The New Yorker Interview
Going Home with Wendell Berry
The writer and farmer on local knowledge, embracing limits, and the exploitation of rural America.
Two and a half years ago, feeling existentially adrift about the future of the planet, I sent a letter to Wendell Berry, hoping he might have answers. Berry has published more than eighty books of poetry, fiction, essays, and criticism, but he’s perhaps best known for “The Unsettling of America,” a book-length polemic, from 1977, which argues that responsible, small-scale agriculture is essential to the preservation of the land and the culture. The book felt radical in its day; to a contemporary reader, it is almost absurdly prescient. Berry, who is now eighty-four, does not own a computer or a cell phone, and his landline is not connected to an answering machine. We corresponded by mail for a year, and in November, 2018, he invited me to visit him at his farmhouse, in Port Royal, a small community in Henry County, Kentucky, with a population of less than a hundred.
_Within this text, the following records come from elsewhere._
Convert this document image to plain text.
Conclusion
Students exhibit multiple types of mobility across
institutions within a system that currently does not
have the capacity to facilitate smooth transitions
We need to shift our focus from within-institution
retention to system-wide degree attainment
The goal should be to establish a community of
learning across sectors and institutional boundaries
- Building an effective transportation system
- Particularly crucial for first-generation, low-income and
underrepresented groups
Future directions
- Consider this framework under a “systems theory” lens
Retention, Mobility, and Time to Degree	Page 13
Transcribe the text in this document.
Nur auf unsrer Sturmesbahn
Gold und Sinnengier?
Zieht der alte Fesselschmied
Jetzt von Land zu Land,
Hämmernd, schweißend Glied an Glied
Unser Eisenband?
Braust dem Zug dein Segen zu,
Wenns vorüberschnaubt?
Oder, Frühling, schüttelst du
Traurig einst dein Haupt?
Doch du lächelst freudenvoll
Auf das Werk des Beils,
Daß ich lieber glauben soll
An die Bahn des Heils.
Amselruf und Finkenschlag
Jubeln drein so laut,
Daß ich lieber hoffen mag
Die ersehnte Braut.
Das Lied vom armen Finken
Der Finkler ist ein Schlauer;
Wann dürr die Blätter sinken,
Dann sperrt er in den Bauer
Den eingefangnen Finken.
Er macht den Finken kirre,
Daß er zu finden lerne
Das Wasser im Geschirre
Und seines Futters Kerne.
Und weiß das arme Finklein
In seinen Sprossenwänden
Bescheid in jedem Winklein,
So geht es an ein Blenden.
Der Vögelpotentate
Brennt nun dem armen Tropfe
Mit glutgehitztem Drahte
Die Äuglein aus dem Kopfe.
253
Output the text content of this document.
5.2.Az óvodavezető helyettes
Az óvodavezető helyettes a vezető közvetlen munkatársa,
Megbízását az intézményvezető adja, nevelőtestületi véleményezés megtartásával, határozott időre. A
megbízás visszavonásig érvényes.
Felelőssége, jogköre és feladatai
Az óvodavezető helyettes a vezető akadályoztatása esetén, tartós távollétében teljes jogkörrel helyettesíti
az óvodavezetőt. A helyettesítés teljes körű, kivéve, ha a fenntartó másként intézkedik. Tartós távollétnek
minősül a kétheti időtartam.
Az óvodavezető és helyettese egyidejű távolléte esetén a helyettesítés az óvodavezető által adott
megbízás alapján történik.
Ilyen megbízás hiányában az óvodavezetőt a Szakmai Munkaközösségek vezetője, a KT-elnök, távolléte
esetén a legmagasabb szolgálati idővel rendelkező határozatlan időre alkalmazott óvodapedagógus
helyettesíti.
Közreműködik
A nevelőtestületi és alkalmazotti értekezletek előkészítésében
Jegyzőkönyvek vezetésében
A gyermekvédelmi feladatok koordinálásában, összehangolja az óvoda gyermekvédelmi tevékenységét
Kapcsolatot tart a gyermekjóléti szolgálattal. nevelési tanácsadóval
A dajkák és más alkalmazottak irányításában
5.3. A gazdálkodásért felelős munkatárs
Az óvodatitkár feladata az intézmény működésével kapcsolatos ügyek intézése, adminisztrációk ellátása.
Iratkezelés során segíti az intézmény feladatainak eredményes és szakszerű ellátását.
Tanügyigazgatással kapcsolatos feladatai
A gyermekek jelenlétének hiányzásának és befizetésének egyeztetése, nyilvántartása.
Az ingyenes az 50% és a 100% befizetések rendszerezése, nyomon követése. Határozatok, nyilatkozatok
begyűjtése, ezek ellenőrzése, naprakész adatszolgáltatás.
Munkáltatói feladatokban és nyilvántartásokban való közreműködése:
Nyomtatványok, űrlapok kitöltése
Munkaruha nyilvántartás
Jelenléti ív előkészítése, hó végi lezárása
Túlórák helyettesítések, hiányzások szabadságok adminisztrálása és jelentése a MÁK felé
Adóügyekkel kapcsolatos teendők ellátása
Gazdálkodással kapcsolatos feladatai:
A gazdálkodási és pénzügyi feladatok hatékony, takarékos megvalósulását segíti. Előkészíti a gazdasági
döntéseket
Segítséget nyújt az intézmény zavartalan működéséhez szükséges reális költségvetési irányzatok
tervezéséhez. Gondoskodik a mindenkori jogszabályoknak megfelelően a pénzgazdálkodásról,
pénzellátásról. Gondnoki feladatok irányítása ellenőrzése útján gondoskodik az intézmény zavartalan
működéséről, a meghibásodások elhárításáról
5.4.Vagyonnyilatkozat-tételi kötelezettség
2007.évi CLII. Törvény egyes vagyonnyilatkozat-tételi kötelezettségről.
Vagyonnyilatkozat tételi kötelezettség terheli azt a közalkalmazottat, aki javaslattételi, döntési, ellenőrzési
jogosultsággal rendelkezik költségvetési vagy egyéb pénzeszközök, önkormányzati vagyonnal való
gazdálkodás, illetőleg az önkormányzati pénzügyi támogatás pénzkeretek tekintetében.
Berry and his wife, Tanya, received me with exceptional kindness, and fed me well. Berry takes conversation seriously, and our talks in his book-lined parlor were extensive and occasionally vulnerable. One afternoon, he offered to drive me around Port Royal in his pickup truck to show me a few sights: the encroachment of cash crops like soybeans and corn on nearby farms, the small cemetery where his parents are buried, his writing studio, on the Kentucky River. Berry’s connection to his home is profound—several of his novels and short stories are set in “Port William,” a semi-fictionalized version of Port Royal—and his children now run the Berry Center, a nonprofit dedicated to educating local communities about sustainable agriculture. Our correspondence would continue, but, before I left, Berry gave me a broadside letterpress of his poem “A Vision.” I think often of some of its final lines, which clarify, for me, what it means to truly know a place:
Memory,
native to this valley, will spread over it
like a grove, and memory will grow
into legend, legend into song, song
into sacrament.
This interview has been edited and condensed for clarity.
In the “The Art of Loading Brush,” the collection of essays and stories that you published in 2017, you write about the future being a meaningless idea, or at least not a terribly useful idea.
Every generation is a bridge between something that’s past and something that’s coming. One of my favorite examples is Edwin Muir, who was born in Orkney, in Scotland. For thirty centuries, everything had been much the same. The literature of his boyhood was the ballads and the Bible and Robert Burns. And then his family picked up and moved to Glasgow, right into the middle of the industrial revolution. And several of them died! It’s heartbreaking! They died of uprootedness. Muir survived, and his autobiography is essential work for me. He and his wife, Willa, became Kafka’s translators. He was in Prague when the communists took over. So, all the way from the old, old tradition into the modern nightmare, you might say.
A lot of people now come of age in places that feel like no place—a kind of vague American landscape, sculpted in part by corporations—which occasionally makes me wonder if homesickness, as a human experience, is itself on the verge of extinction.